Thérèse nous montre ainsi le chemin libérateur qui consiste à souffrir avec le Christ nos souffrances les plus profondes. Au pied de la Croix, nous pouvons naître par la foi à la joie de vivre avec et pour Dieu dans le Christ. La conversion chrétienne conduit à la découverte de la Bonne Nouvelle de l’Amour de Dieu au sein même de la souffrance.
« … la souffrance elle-même devient la plus grande des joies lorsqu’on la recherche comme le plus précieux des trésors. » (Ms.C 10v°)
A travers les situations toujours nouvelles de l’existence, Thérèse se sent appelée à vivre de manière nouvelle la grâce de la confiance. C’est ce qui se produit d’une manière particulièrement radicale avec l’épreuve de la foi : l’héroïcité de la confiance consiste ici à se tenir debout dans la foi malgré la perte de toute évidence.
Il est question de la fondation du Carmel de Saïgon. Jésus a mis dans le cœur de Thérèse le désir d’un exil complet. Elle sent le besoin d’aller plus loin dans le don de soi en partant en mission. Elle souhaite vivre ainsi une séparation plus profonde d’avec sa famille aussi douloureux que cela puisse être. Cette pensée la fait planer au dessus de tout le créé (Ms.C 9 r°). Elle va être exaucée d’une toute autre manière. Si elle n’est pas séparée de sa famille de la terre, elle va l’être d’une certaine manière de sa famille du Ciel.
Thérèse était malade depuis plusieurs mois, mais le Vendredi Saint 1896, elle a un signe indubitable de ce qu’elle est atteinte de la tuberculose : elle expectore du sang. Elle éprouve sur le moment une grande joie à l’idée d’aller bientôt au Ciel, mais après la fête de Pâques, elle se sent envahie par des doutes sur l’existence du Ciel. Ces doutes ne cesseront pas de l’assaillir jusqu’à sa mort qui surviendra un an et demi plus tard.
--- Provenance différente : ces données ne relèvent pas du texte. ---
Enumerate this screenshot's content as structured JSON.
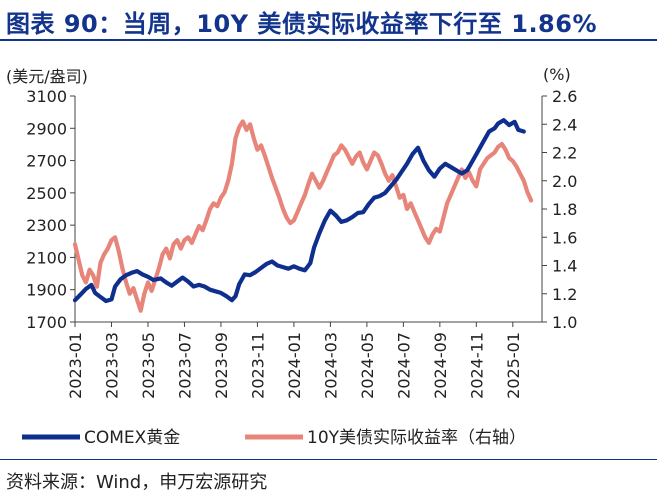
{
  "title": "图表 90：当周，10Y 美债实际收益率下行至 1.86%",
  "source": "资料来源：Wind，申万宏源研究",
  "colors": {
    "gold": "#0f2f8f",
    "yield": "#e8857a",
    "title": "#12348c"
  },
  "chart_data": {
    "type": "line",
    "ylabel_left": "(美元/盎司)",
    "ylabel_right": "(%)",
    "ylim_left": [
      1700,
      3100
    ],
    "ylim_right": [
      1.0,
      2.6
    ],
    "yticks_left": [
      "3100",
      "2900",
      "2700",
      "2500",
      "2300",
      "2100",
      "1900",
      "1700"
    ],
    "yticks_right": [
      "2.6",
      "2.4",
      "2.2",
      "2.0",
      "1.8",
      "1.6",
      "1.4",
      "1.2",
      "1.0"
    ],
    "xticks": [
      "2023-01",
      "2023-03",
      "2023-05",
      "2023-07",
      "2023-09",
      "2023-11",
      "2024-01",
      "2024-03",
      "2024-05",
      "2024-07",
      "2024-09",
      "2024-11",
      "2025-01"
    ],
    "x_range_months": [
      0,
      25.6
    ],
    "series": [
      {
        "name": "COMEX黄金",
        "axis": "left",
        "points": [
          [
            0.0,
            1835
          ],
          [
            0.3,
            1870
          ],
          [
            0.6,
            1905
          ],
          [
            0.9,
            1930
          ],
          [
            1.1,
            1880
          ],
          [
            1.4,
            1855
          ],
          [
            1.7,
            1830
          ],
          [
            2.0,
            1840
          ],
          [
            2.2,
            1920
          ],
          [
            2.5,
            1965
          ],
          [
            2.8,
            1990
          ],
          [
            3.1,
            2005
          ],
          [
            3.4,
            2015
          ],
          [
            3.7,
            1995
          ],
          [
            4.0,
            1980
          ],
          [
            4.3,
            1960
          ],
          [
            4.7,
            1970
          ],
          [
            5.0,
            1945
          ],
          [
            5.3,
            1925
          ],
          [
            5.6,
            1950
          ],
          [
            5.9,
            1975
          ],
          [
            6.2,
            1950
          ],
          [
            6.5,
            1920
          ],
          [
            6.8,
            1930
          ],
          [
            7.1,
            1920
          ],
          [
            7.4,
            1900
          ],
          [
            7.7,
            1890
          ],
          [
            8.0,
            1880
          ],
          [
            8.3,
            1860
          ],
          [
            8.6,
            1835
          ],
          [
            8.8,
            1860
          ],
          [
            9.0,
            1935
          ],
          [
            9.3,
            1995
          ],
          [
            9.6,
            1990
          ],
          [
            9.9,
            2010
          ],
          [
            10.2,
            2035
          ],
          [
            10.5,
            2060
          ],
          [
            10.8,
            2075
          ],
          [
            11.1,
            2050
          ],
          [
            11.4,
            2040
          ],
          [
            11.7,
            2030
          ],
          [
            12.0,
            2045
          ],
          [
            12.3,
            2030
          ],
          [
            12.6,
            2020
          ],
          [
            12.9,
            2065
          ],
          [
            13.1,
            2160
          ],
          [
            13.4,
            2250
          ],
          [
            13.7,
            2330
          ],
          [
            14.0,
            2390
          ],
          [
            14.3,
            2360
          ],
          [
            14.6,
            2320
          ],
          [
            14.9,
            2330
          ],
          [
            15.2,
            2350
          ],
          [
            15.5,
            2375
          ],
          [
            15.8,
            2380
          ],
          [
            16.1,
            2430
          ],
          [
            16.4,
            2470
          ],
          [
            16.7,
            2480
          ],
          [
            17.0,
            2500
          ],
          [
            17.3,
            2540
          ],
          [
            17.6,
            2580
          ],
          [
            17.9,
            2630
          ],
          [
            18.2,
            2680
          ],
          [
            18.5,
            2740
          ],
          [
            18.8,
            2780
          ],
          [
            19.1,
            2700
          ],
          [
            19.4,
            2640
          ],
          [
            19.7,
            2600
          ],
          [
            20.0,
            2650
          ],
          [
            20.3,
            2680
          ],
          [
            20.6,
            2660
          ],
          [
            20.9,
            2640
          ],
          [
            21.2,
            2620
          ],
          [
            21.5,
            2640
          ],
          [
            21.8,
            2700
          ],
          [
            22.1,
            2760
          ],
          [
            22.4,
            2820
          ],
          [
            22.7,
            2880
          ],
          [
            23.0,
            2900
          ],
          [
            23.2,
            2930
          ],
          [
            23.5,
            2950
          ],
          [
            23.8,
            2920
          ],
          [
            24.1,
            2940
          ],
          [
            24.3,
            2890
          ],
          [
            24.6,
            2880
          ]
        ]
      },
      {
        "name": "10Y美债实际收益率（右轴）",
        "axis": "right",
        "points": [
          [
            0.0,
            1.55
          ],
          [
            0.2,
            1.44
          ],
          [
            0.4,
            1.33
          ],
          [
            0.6,
            1.28
          ],
          [
            0.8,
            1.37
          ],
          [
            1.0,
            1.33
          ],
          [
            1.2,
            1.25
          ],
          [
            1.4,
            1.42
          ],
          [
            1.6,
            1.48
          ],
          [
            1.8,
            1.52
          ],
          [
            2.0,
            1.58
          ],
          [
            2.2,
            1.6
          ],
          [
            2.4,
            1.5
          ],
          [
            2.6,
            1.38
          ],
          [
            2.8,
            1.28
          ],
          [
            3.0,
            1.2
          ],
          [
            3.2,
            1.24
          ],
          [
            3.4,
            1.16
          ],
          [
            3.6,
            1.08
          ],
          [
            3.8,
            1.2
          ],
          [
            4.0,
            1.28
          ],
          [
            4.2,
            1.22
          ],
          [
            4.4,
            1.3
          ],
          [
            4.6,
            1.38
          ],
          [
            4.8,
            1.48
          ],
          [
            5.0,
            1.52
          ],
          [
            5.2,
            1.45
          ],
          [
            5.4,
            1.55
          ],
          [
            5.6,
            1.58
          ],
          [
            5.8,
            1.52
          ],
          [
            6.0,
            1.58
          ],
          [
            6.2,
            1.6
          ],
          [
            6.4,
            1.56
          ],
          [
            6.6,
            1.62
          ],
          [
            6.8,
            1.68
          ],
          [
            7.0,
            1.65
          ],
          [
            7.2,
            1.72
          ],
          [
            7.4,
            1.8
          ],
          [
            7.6,
            1.84
          ],
          [
            7.8,
            1.82
          ],
          [
            8.0,
            1.88
          ],
          [
            8.2,
            1.92
          ],
          [
            8.4,
            2.0
          ],
          [
            8.6,
            2.12
          ],
          [
            8.8,
            2.3
          ],
          [
            9.0,
            2.38
          ],
          [
            9.2,
            2.42
          ],
          [
            9.4,
            2.36
          ],
          [
            9.6,
            2.4
          ],
          [
            9.8,
            2.3
          ],
          [
            10.0,
            2.22
          ],
          [
            10.2,
            2.25
          ],
          [
            10.4,
            2.18
          ],
          [
            10.6,
            2.1
          ],
          [
            10.8,
            2.02
          ],
          [
            11.0,
            1.95
          ],
          [
            11.2,
            1.88
          ],
          [
            11.4,
            1.8
          ],
          [
            11.6,
            1.74
          ],
          [
            11.8,
            1.7
          ],
          [
            12.0,
            1.72
          ],
          [
            12.2,
            1.78
          ],
          [
            12.4,
            1.84
          ],
          [
            12.6,
            1.9
          ],
          [
            12.8,
            1.98
          ],
          [
            13.0,
            2.05
          ],
          [
            13.2,
            2.0
          ],
          [
            13.4,
            1.95
          ],
          [
            13.6,
            2.0
          ],
          [
            13.8,
            2.06
          ],
          [
            14.0,
            2.12
          ],
          [
            14.2,
            2.18
          ],
          [
            14.4,
            2.2
          ],
          [
            14.6,
            2.25
          ],
          [
            14.8,
            2.22
          ],
          [
            15.0,
            2.17
          ],
          [
            15.2,
            2.12
          ],
          [
            15.4,
            2.17
          ],
          [
            15.6,
            2.2
          ],
          [
            15.8,
            2.13
          ],
          [
            16.0,
            2.08
          ],
          [
            16.2,
            2.14
          ],
          [
            16.4,
            2.2
          ],
          [
            16.6,
            2.18
          ],
          [
            16.8,
            2.12
          ],
          [
            17.0,
            2.05
          ],
          [
            17.2,
            2.0
          ],
          [
            17.4,
            2.04
          ],
          [
            17.6,
            1.96
          ],
          [
            17.8,
            1.88
          ],
          [
            18.0,
            1.9
          ],
          [
            18.2,
            1.8
          ],
          [
            18.4,
            1.84
          ],
          [
            18.6,
            1.78
          ],
          [
            18.8,
            1.72
          ],
          [
            19.0,
            1.66
          ],
          [
            19.2,
            1.6
          ],
          [
            19.4,
            1.56
          ],
          [
            19.6,
            1.62
          ],
          [
            19.8,
            1.66
          ],
          [
            20.0,
            1.64
          ],
          [
            20.2,
            1.74
          ],
          [
            20.4,
            1.84
          ],
          [
            20.6,
            1.9
          ],
          [
            20.8,
            1.96
          ],
          [
            21.0,
            2.02
          ],
          [
            21.2,
            2.08
          ],
          [
            21.4,
            2.02
          ],
          [
            21.6,
            2.06
          ],
          [
            21.8,
            2.0
          ],
          [
            22.0,
            1.96
          ],
          [
            22.2,
            2.08
          ],
          [
            22.4,
            2.12
          ],
          [
            22.6,
            2.16
          ],
          [
            22.8,
            2.18
          ],
          [
            23.0,
            2.2
          ],
          [
            23.2,
            2.24
          ],
          [
            23.4,
            2.26
          ],
          [
            23.6,
            2.22
          ],
          [
            23.8,
            2.16
          ],
          [
            24.0,
            2.14
          ],
          [
            24.2,
            2.1
          ],
          [
            24.4,
            2.05
          ],
          [
            24.6,
            2.0
          ],
          [
            24.8,
            1.92
          ],
          [
            25.0,
            1.86
          ]
        ]
      }
    ]
  }
}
Thérèse comprend cette épreuve comme une purification de son désir du Ciel : le Ciel était trop lié à l’imagerie familiale. Elle accepte avec confiance la nuit de l’inconnu qui se présente autrement ici qu’à travers une mission lointaine. Elle met en œuvre sa voie d’enfance spirituelle : elle accueille cette épreuve comme un don de Dieu, comme une preuve d’amour imméritée, n’ayant pas d’autre ambition que de correspondre à sa volonté.
Mais cette épreuve a un autre sens : Thérèse se sent maintenant en communion avec les plus grands pécheurs, les incroyants qui nient l’existence du Ciel. Elle veut manger à la table des pécheurs aussi longtemps que Dieu le voudra. Elle communie ainsi à la souffrance des incroyants bien au-delà de ce que ceux-ci éprouvent, car en niant le Ciel, ils ne savent pas ce qu’ils nient, ce qu’ils refusent.
« …elle vous demande pardon pour ses frères… » (Ms.C 6r°)
Elle est parvenue à sa maturité spirituelle en vivant un amour et une foi sans retour sur elle-même. Elle voit dans cette épreuve le don ineffable de l’amour de Jésus et offre ce qu’elle vit pour les autres. Elle souhaite grandir ainsi dans l’amour de Dieu et du prochain.
Cette épreuve la conduit à une parfaite identification à Jésus à travers une vie offerte pour les pécheurs et vécue en solidarité avec eux : Thérèse est un autre Christ.
« Vous voyez, ma Mère chérie, que je suis loin d’être conduite par la voie de la crainte, je sais toujours trouver le moyen d’être heureuse et de profiter de mes misères… » (Ms.A 80r°)*
Cette affirmation de Thérèse écrite un an plutôt à l’adresse de Mère Agnès trouve ici sa vérification ultime. Jusque dans les plus épaisses ténèbres intérieures et au sein de grandes souffrances physiques, Thérèse trouve le moyen de se « jeter dans les bras de Jésus » (Ms.C 36v°) et de s’élever à Dieu « par la confiance et l’amour » (Ms.C 37r°).